Lot 18
  • 18

Baudelaire, Charles Théophile Gautier. Notice littéraire précédée d'une lettre de Victor Hugo. Paris, Poulet-Malassis & De Broise, 1859.

Estimate
25,000 - 30,000 EUR
bidding is closed

Description

  • Baudelaire, Charles
  • Théophile Gautier. Notice littéraire précédée d'une lettre de Victor Hugo. Paris, Poulet-Malassis & De Broise, 1859.
In-12, 180 x 116 mm.



Reliure légèrement postérieure.
Bradel demi-percaline marron, couverture, non rogné.
Coiffes et pièce de titre un peu usées.



Édition originale tirée à 500 exemplaires.

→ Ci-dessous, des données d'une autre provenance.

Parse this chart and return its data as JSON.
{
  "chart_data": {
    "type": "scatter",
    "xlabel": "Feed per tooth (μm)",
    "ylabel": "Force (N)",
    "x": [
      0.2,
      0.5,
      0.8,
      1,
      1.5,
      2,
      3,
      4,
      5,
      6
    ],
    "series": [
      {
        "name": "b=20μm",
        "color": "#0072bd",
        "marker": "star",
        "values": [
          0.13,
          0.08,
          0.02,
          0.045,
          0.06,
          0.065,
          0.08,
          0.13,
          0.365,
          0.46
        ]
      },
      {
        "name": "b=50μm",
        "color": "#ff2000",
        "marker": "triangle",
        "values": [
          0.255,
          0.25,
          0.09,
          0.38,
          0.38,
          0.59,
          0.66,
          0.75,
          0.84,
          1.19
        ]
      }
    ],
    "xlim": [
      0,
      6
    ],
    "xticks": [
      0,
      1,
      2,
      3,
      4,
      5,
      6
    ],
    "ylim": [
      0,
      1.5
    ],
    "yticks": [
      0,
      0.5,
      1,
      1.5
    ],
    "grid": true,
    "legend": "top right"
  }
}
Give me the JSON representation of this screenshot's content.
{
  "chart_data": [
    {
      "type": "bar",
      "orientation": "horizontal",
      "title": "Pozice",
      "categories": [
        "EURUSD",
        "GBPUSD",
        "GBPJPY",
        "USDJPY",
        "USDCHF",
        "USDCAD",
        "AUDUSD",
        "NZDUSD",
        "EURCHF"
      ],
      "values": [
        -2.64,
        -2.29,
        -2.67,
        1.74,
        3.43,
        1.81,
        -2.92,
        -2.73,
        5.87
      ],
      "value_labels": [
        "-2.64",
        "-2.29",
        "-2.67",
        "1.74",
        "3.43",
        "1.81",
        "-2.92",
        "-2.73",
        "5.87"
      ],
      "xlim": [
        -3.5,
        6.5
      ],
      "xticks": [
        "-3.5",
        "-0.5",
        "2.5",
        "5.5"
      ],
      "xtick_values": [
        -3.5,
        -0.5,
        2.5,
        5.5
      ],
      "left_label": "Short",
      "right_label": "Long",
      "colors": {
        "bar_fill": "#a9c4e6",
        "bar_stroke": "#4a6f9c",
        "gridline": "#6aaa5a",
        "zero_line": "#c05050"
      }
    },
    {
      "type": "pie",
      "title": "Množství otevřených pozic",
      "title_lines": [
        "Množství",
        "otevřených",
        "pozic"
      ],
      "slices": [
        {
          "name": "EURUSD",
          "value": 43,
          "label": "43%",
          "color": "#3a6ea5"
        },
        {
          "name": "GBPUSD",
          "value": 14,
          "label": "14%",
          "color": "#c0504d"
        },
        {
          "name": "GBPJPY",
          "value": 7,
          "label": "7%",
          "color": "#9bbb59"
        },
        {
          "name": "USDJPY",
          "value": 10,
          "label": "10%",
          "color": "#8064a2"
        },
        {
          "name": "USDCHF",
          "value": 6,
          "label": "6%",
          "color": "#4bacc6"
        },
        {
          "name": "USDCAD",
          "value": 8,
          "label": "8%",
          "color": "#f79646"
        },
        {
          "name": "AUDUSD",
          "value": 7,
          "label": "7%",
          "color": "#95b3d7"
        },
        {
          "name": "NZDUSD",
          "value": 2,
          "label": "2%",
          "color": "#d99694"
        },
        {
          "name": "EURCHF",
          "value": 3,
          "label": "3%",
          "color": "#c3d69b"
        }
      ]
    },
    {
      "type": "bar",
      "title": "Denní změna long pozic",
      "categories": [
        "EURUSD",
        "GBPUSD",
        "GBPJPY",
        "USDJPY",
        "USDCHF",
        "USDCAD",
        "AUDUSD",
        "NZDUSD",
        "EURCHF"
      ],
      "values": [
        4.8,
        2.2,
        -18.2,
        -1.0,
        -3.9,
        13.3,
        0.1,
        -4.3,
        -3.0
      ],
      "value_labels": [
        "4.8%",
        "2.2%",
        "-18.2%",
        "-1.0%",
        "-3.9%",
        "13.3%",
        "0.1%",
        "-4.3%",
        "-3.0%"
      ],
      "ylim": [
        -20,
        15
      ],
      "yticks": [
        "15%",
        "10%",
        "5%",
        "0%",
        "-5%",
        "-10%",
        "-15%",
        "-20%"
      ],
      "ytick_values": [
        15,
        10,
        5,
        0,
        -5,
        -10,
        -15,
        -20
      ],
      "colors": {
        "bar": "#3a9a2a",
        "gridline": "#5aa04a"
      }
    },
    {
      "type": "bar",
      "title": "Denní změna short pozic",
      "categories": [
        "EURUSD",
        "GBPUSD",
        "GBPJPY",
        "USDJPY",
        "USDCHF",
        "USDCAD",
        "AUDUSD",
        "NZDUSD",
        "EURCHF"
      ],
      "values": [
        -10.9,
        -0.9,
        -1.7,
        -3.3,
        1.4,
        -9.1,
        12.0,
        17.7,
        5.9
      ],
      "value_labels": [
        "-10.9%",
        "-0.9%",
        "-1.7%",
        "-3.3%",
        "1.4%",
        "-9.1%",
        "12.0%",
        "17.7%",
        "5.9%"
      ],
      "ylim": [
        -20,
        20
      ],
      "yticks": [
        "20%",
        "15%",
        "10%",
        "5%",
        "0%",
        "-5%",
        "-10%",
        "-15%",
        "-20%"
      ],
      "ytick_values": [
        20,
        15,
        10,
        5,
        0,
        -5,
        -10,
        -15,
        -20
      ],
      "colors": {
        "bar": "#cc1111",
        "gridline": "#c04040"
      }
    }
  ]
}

Elle comporte un premier envoi autographe signé de l'auteur à Victor Hugo, gratté et recouvert d'un second envoi à l'encre : "à M. Gélis, Hommage de l'auteur. Ch. Baudelaire".  En effet, le papier à l'endroit de la dédicace peluche très légèrement, l'exposition par transparence à la lumière naturelle montre qu'il y avait une précédente inscription manuscrite qui a été soigneusement grattée – à l'oeil nu, on devine encore quelques lettres. Exposé à la lampe UV – ou lampe de Wood – on peut facilement découvrir la première intention de l'auteur quant à l'envoi de cet exemplaire :
"à Victor Hugo, Témoignage d'admiration, Ch. Baudelaire". (Voir la reproduction ci-contre. L'éclairage, qui fait ressortir le repentir, donne au papier blanc une teinte grise non conforme à l'original).

Provenance

Jacques-Léon Gélis (envoi).

Catalogue Note

Ce repentir laisse rêveur et ouvre la voie à de multiples conjectures. Nous ignorons s'il existe un autre exemplaire de ce livre dédicacé par Baudelaire à Victor Hugo. Théophile Gautier parut d'abord en article dans L’Artiste du 13 mars 1859. Dès le 16 février 1859, Baudelaire pensait à le faire reparaître sous la forme d'une plaquette (lettre à Poulet-Malassis, Correspondance, Pléiade, p. 550). L'idée fut retenue et réalisée. Pour donner à la publication un intérêt supplémentaire, Baudelaire demanda une lettre-préface à Victor Hugo alors en exil à Hauteville House. Une première réponse se perdit. Baudelaire le sollicita à nouveau et ce fut la lettre du 6 octobre. Baudelaire la reçut vers le 10 et l'expédia immédiatement à Poulet-Malassis sans manquer toutefois d'ajouter un commentaire ironique à l'égard du préfacier (Œ.C., Pléiade, p. 1128, et Correspondance, I, p. 608). À ce stade, il paraît bien difficile d'imaginer que Baudelaire n'ait pas fait le service d'un exemplaire dûment signé à Victor Hugo. Mais, en même temps, comment comprendre un tel palimpseste ? Baudelaire se serait-il aperçu qu'il avait déjà dédicacé son livre à Hugo ou bien se serait-il ravisé au dernier moment ? Est-ce un « repentir » dû à quelque énervement de Baudelaire à l’égard du grand exilé ? On sait que la relation de l’auteur des Fleurs du Mal avec celui des Misérables fut tumultueuse et sujette à brusques variations. Toutefois, sur un exemplaire de la seconde édition des Fleurs du Mal qu'il lui adressera deux ans plus tard, Baudelaire écrira bel et bien un envoi dont le texte n'est pas si éloigné du présent recouvert : « à Victor Hugo, / Témoignage d'admiration / de sympathie et de dévouement. C. B. ». Il existe aussi un autre exemplaire de l’édition originale de 1857 des Fleurs du Mal avec une dédicace de Baudelaire à Victor Hugo qui a été mutilé ; l’envoi au crayon y a été repassé à l’encre sans scrupules, détruisant par ce geste un trésor de la poésie du XIXe siècle.
Quoi qu’il en soit, cet envoi gratté demeure une énigme et le nom substitué de Jacques-Léon Gélis, banquier de son état, né la même année que Baudelaire en 1821, ne nous renseigne guère. D'après Claude Pichois, Baudelaire et Gélis se connaissaient depuis leur jeunesse. Gélis mourut en 1898.